Pioneering Innovative Farming Technology
Raised in the suburbs of South Carolina’s capital city, Clemson precision agriculture engineer Kendall Kirk grew up knowing relatively little about farming — beyond what he saw in his family’s backyard garden or learned while cultivating the occasional food plot in preparation for deer season.
Nearly three decades later, he is part of a precision agriculture program at Clemson that is pioneering innovative farming practices designed to make South Carolina agriculture competitive with the world.

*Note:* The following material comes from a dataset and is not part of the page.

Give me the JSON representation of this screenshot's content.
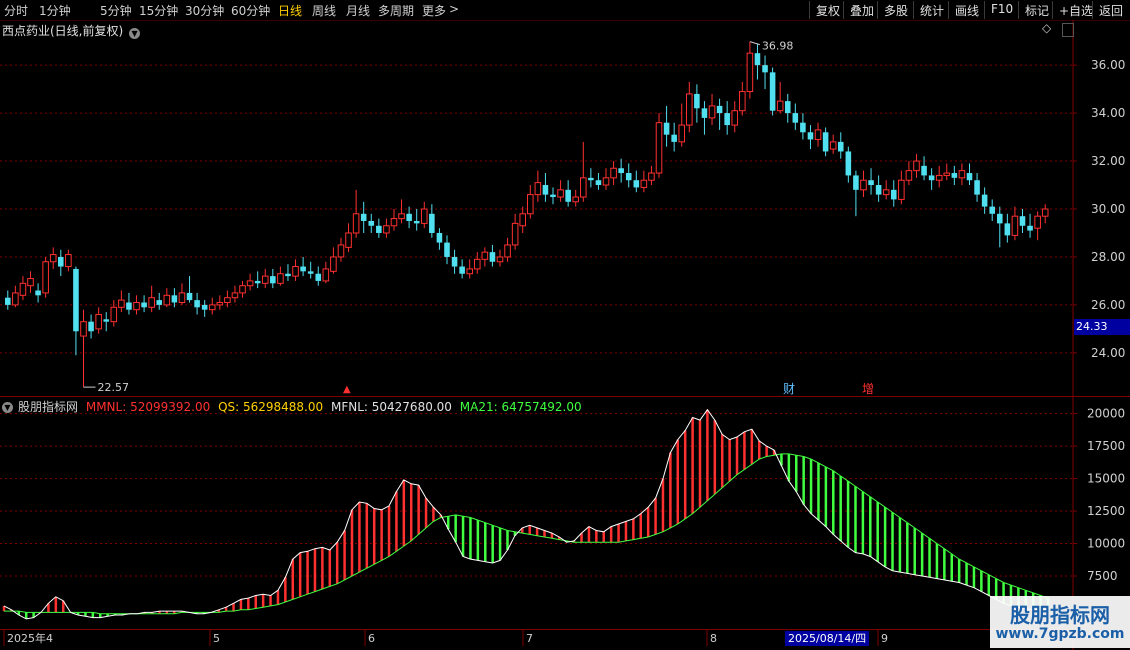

“Farmers are among humanity’s greatest stewards of the land and its resources,” says Kirk. “We’re building a storehouse of data that will provide answers to the farmers of tomorrow — farmers who will have questions we never even thought about asking. At the same time, Clemson helps today’s farmers work smarter, not harder.”
Answers For Tomorrow
Kirk, his colleagues and their respective students — in partnership with farmers across South Carolina — collect data on everything from plant height and nitrogen levels in leaf tissue to how much water different sprinkler heads distribute in a field and the optimal speed of peanut-digging and cotton-harvesting machines. Clemson gathers and sorts that information the way farmers cull their crops, pairing the healthiest data findings with researchers’ boots-on-the-ground experiences to provide answers.
He has also participated in the development of yield-monitoring technologies for key South Carolina crops, including hay and peanuts. And his Clemson map-based software for zone soil sampling enables farmers to inexpensively practice variable-rate fertilizer management; ongoing work will soon make this tool much more accessible and versatile.
Precision Ag On The Farm
Bamberg County farmer Richard Rentz, a Clemson agricultural engineering alumnus and current chairman of the South Carolina Peanut Board, is not afraid to try new things. Especially if there’s a cool factor involved.
The 65-year-old, fifth-generation farmer and Clemson alumnus (agricultural engineering ’78) will one day pass his 1,000-acre farming operation down to his two sons. But in the meantime, he continues to research and employ precision agriculture technology in his fields, learning something new sometimes daily.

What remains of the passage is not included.